The outbreak of the First World War restricted production (just prior to 1914, around 600 people were employed in Fabergé’s workshops), but the firm adapted its facilities to the needs of wartime and began to produce items intended for the front. Such objects include a pan and container for sterilization bearing the inscription “Military Hospital named after the Heir and Grand Duke Alexei Nikolayevich in the Winter Palace” and the monograms of Empress Alexandra Feodorovna and her older daughters, Olga and Tatiana, who worked as nurses in the hospital that was installed in the state rooms of the imperial residence, a washbasin inscribed “Field Hospital Train № 142 named after Her Imperial Majesty Empress Maria Feodorovna” and a field samovar carrying the monograms of Emperor Nicholas II and his son, Tsesarevich Alexei.
The atmosphere of the period around the turn of the 20th century is recreated in the exhibition by portraits, costumes and personal belongings of members of the imperial family.

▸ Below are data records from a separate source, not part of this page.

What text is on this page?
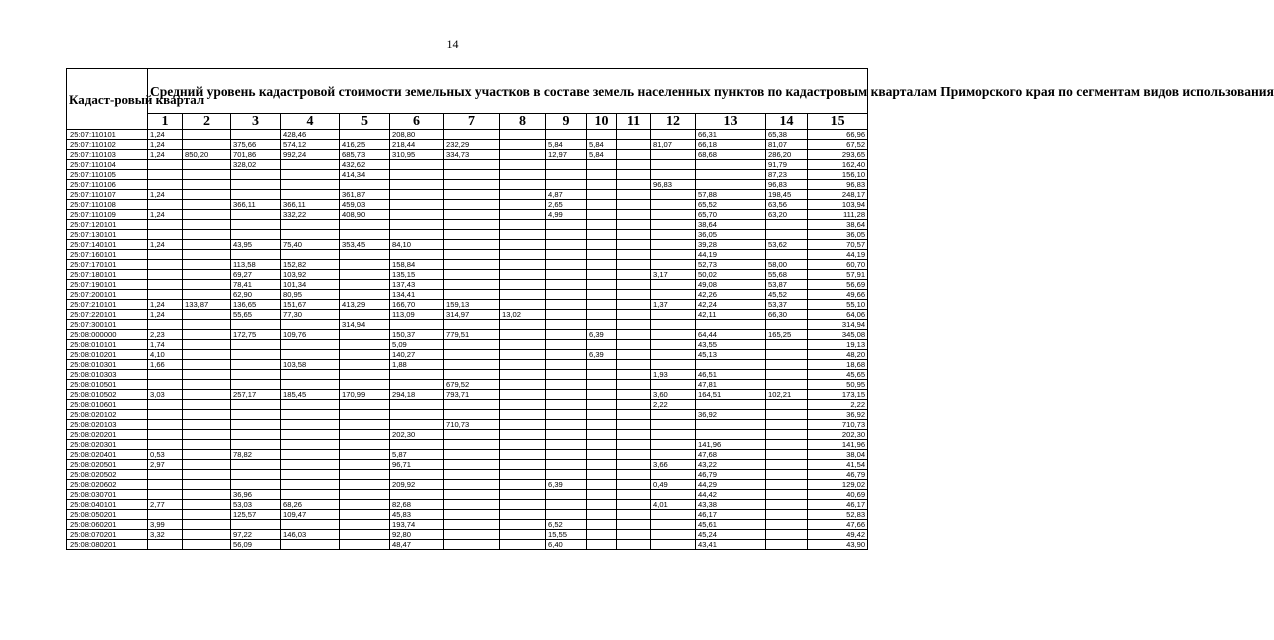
14
Кадаст-ровый квартал	Средний уровень кадастровой стоимости земельных участков в составе земель населенных пунктов по кадастровым кварталам Приморского края по сегментам видов использования														
	1	2	3	4	5	6	7	8	9	10	11	12	13	14	15
25:07:110101	1,24			428,46		208,80							66,31	65,38	66,96
25:07:110102	1,24		375,66	574,12	416,25	218,44	232,29		5,84	5,84		81,07	66,18	81,07	67,52
25:07:110103	1,24	850,20	701,86	992,24	685,73	310,95	334,73		12,97	5,84			68,68	286,20	293,65
25:07:110104			328,02		432,62									91,79	162,40
25:07:110105					414,34									87,23	156,10
25:07:110106												96,83		96,83	96,83
25:07:110107	1,24				361,87				4,87				57,88	198,45	248,17
25:07:110108			366,11	366,11	459,03				2,65				65,52	63,56	103,94
25:07:110109	1,24			332,22	408,90				4,99				65,70	63,20	111,28
25:07:120101													38,64		38,64
25:07:130101													36,05		36,05
25:07:140101	1,24		43,95	75,40	353,45	84,10							39,28	53,62	70,57
25:07:160101													44,19		44,19
25:07:170101			113,58	152,82		158,84							52,73	58,00	60,70
25:07:180101			69,27	103,92		135,15						3,17	50,02	55,68	57,91
25:07:190101			78,41	101,34		137,43							49,08	53,87	56,69
25:07:200101			62,90	80,95		134,41							42,26	45,52	49,66
25:07:210101	1,24	133,87	136,65	151,67	413,29	166,70	159,13					1,37	42,24	53,37	55,10
25:07:220101	1,24		55,65	77,30		113,09	314,97	13,02					42,11	66,30	64,06
25:07:300101					314,94										314,94
25:08:000000	2,23		172,75	109,76		150,37	779,51			6,39			64,44	165,25	345,08
25:08:010101	1,74					5,09							43,55		19,13
25:08:010201	4,10					140,27				6,39			45,13		48,20
25:08:010301	1,66			103,58		1,88									18,68
25:08:010303												1,93	46,51		45,65
25:08:010501							679,52						47,81		50,95
25:08:010502	3,03		257,17	185,45	170,99	294,18	793,71					3,60	164,51	102,21	173,15
25:08:010601												2,22			2,22
25:08:020102													36,92		36,92
25:08:020103							710,73								710,73
25:08:020201						202,30									202,30
25:08:020301													141,96		141,96
25:08:020401	0,53		78,82			5,87							47,68		38,04
25:08:020501	2,97					96,71						3,66	43,22		41,54
25:08:020502													46,79		46,79
25:08:020602						209,92			6,39			0,49	44,29		129,02
25:08:030701			36,96										44,42		40,69
25:08:040101	2,77		53,03	68,26		82,68						4,01	43,38		46,17
25:08:050201			125,57	109,47		45,83							46,17		52,83
25:08:060201	3,99					193,74			6,52				45,61		47,66
25:08:070201	3,32		97,22	146,03		92,80			15,55				45,24		49,42
25:08:080201			56,09			48,47			6,40				43,41		43,90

The exhibition has been prepared by the State Hermitage’s Department of Western European Applied Art (headed by Olga Grigoryevna Kotiuk). The exhibition curators are Marina Nikolayevna Lopato, Doctor of Art Studies, Head of the Artistic Metal and Stone Sector in the Department of Western European Applied Art, and Tatiana Valeryevna Baboshina, researcher in the Department of Western European Applied Art.
A scholarly illustrated catalogue, Faberzhe – iuvelir Imperatorskogo dvora (2020), has been produced by the State Hermitage publishing house for the exhibition.
The catalogue has a foreword by Mikhail Borisovich Piotrovsky, General Director of the State Hermitage, entitled “Fabergé is back in the Winter Palace”.
The exhibition curator, author of the concept and the introduction to the catalogue is the late Marina Nikolayevna Lopato (1942–2020), Doctor of Art Studies, Head of the Artistic Metal and Stone Sector in the State Hermitage’s Department of Western European Applied Art (1978–2020), curator of the exhibition “Fabergé, Court Jeweller” in the State Hermitage in 1993.
The catalogue was compiled by Tatiana Valeryevna Baboshina, researcher in the State Hermitage’s Department of Western European Applied Art. The catalogue was designed by Irina Mikhailovna Dalekaya.